Сатанизм не только представляет собой начатки психических наук. Как видно уже из самого его имени, это, главным образом, суеверие, извращенность, жестокость, помешательство, ядовитый хвост языческого скорпиона.
Наконец сатанизм будет смягчен и ослаблен по мере распространения науки, но уничтожить его окончательно наука не будет в состоянии.
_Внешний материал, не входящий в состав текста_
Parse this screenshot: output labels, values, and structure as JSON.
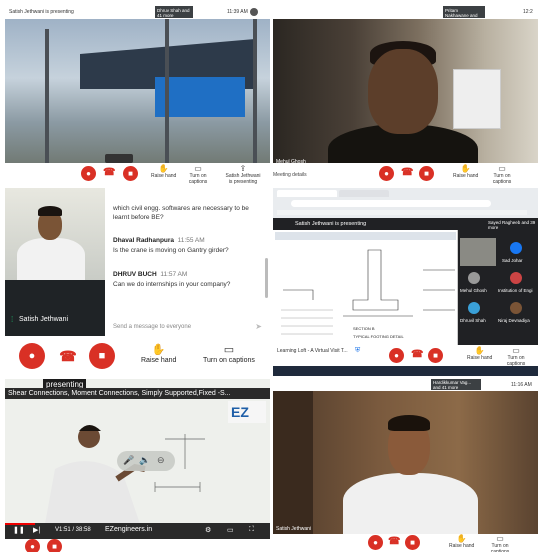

Она нуждается для этого в содействии христианства, живого, просвященного и вошедшего в самую глубь жизни, которое своим влиянием поможет удержать равновесие, постоянно нарушаемое силой низменных инстинктов.
Приведу пример, взятый из жизни Ирландии, страны, где духи и феи, как и в нашей Бретани, чувствуют себя, как дома.
Дело идет об одном судебном процессе, напоминающем те чудовищные дела, которые описаны, например, Бодэном. Но на этот раз мы имеем дело не с инквизицией, а с обыкновенным светским судом. Мотивы этого дела совершенно не касаются собственно католицизма; вся суть его, напротив, в язычестве.
Вот это дело согласно документам, помешенным в «Journal des Debats» за июль 1895 года.
Михаил Клири, по профессии бочар, был прекрасным работником, примерным мужем и избегал употребления спиртных напитков. Но вот счастье от него отвернулось: жена его стала хворать и хворала уже несколько месяцев. Вопросы о причине несчастья стали осаждать его темную голову, здравый смысл отказывался понять тайну судьбы. И вместо смирения, которое по учению Христа легко и полно обетований, Клири почувствовал тяготение к старым, наследственным суевериям; он стал думать о Немезиде, о ревнивой богине, садящейся на пороге праведника и карающей его за добродетели. Местные суеверия подкрепляли его мысль. «Это злые феи, „маленькие люди“ нахлынули в мой дом, – думал он, – и они отняли у меня мою бедную хворую жену. В ней, наверно, живет какая-нибудь фея; душа жены улетела, а в ее бледном, исхудавшем теле живет и враждебно следит за мной какой-то чуждый и злой дух». И Михаил Клири пошел за советом к какому-то лицемерному нищему, жившему поблизости и слывшему «знатоком фей», – нечто вроде древних языческих жрецов. В виде предварительного опыта знахарь велел дать больной какой-то страшно горький напиток, спрашивая ее в то же время, действительно ли она – жена Михаила Клири; затем, несмотря на вполне естественный, жалобный ответ женщины: «Конечно, это я», – он заявил, что, действительно, тело больной, лишенное души, находится во власти коварной феи. Нужно сжечь эту живую мумию, вместилище лукавого. Он без труда склонил к тому же мнению отца и двоюродных братьев больной. Несчастную женщину стащили с постели и стали поджаривать сначала на огне камина. Она лишилась чувств. Тогда ее завернули в одеяло, пропитанное керосином, и отнесли на вершину ближайшего холма. Там ее сожгли окончательно. Преступники ждут ночи вблизи развалин, где согласно обещанию «знатока фей» должна была проехать на белом коне «настоящая» женщина – та, место которой заняла злая фея.
Муж остается и, с ножом в руке, прислушиваясь, не раздастся ли стук копыт, готовится перерезать уздечку у того коня который принесет на себе его настоящую жену. Через два дня действительно послышался конский топот – коня пришпоривал жандарм; Михаил Клири был арестован.
Это происходило, так сказать, вчера – в Ирландии, в Европе.
В своей статье, служащей предисловием к моей книге «Сатанизм и Магия», Гюисманс приводит несколько подобных историй, свидетельствующих о том, что и в нашем веке не кончена роль Сатаны.
«Несколько лет тому назад, – говорит он, – в Port-Louis некий господин Пико заключил договор с Адом и съел теплое еще сердце ребенка, которого он убил.
В прошлом году, в январе, в том же самом городе колдун Лиан, стремясь приобрести расположение адских сил, перерезал шею семилетнему мальчику и стал сосать кровь из раны».
Отвратительные результаты демономании сказываются прежде всего в том, что она вызывает стремление к все более и более глубоким извращениям, влечет не только к кощунству религиозному, но и к кощунству против человечества; не довольствуясь профанацией освященных гостий, демономан должен насиловать и уничтожать другого рода гостии – невинных детей. Это и происходило на черных мессах аббата Гибура, который смешивал со «святыми облатками» кровь ребенка, зарезанного на животе m-me Монтеспан.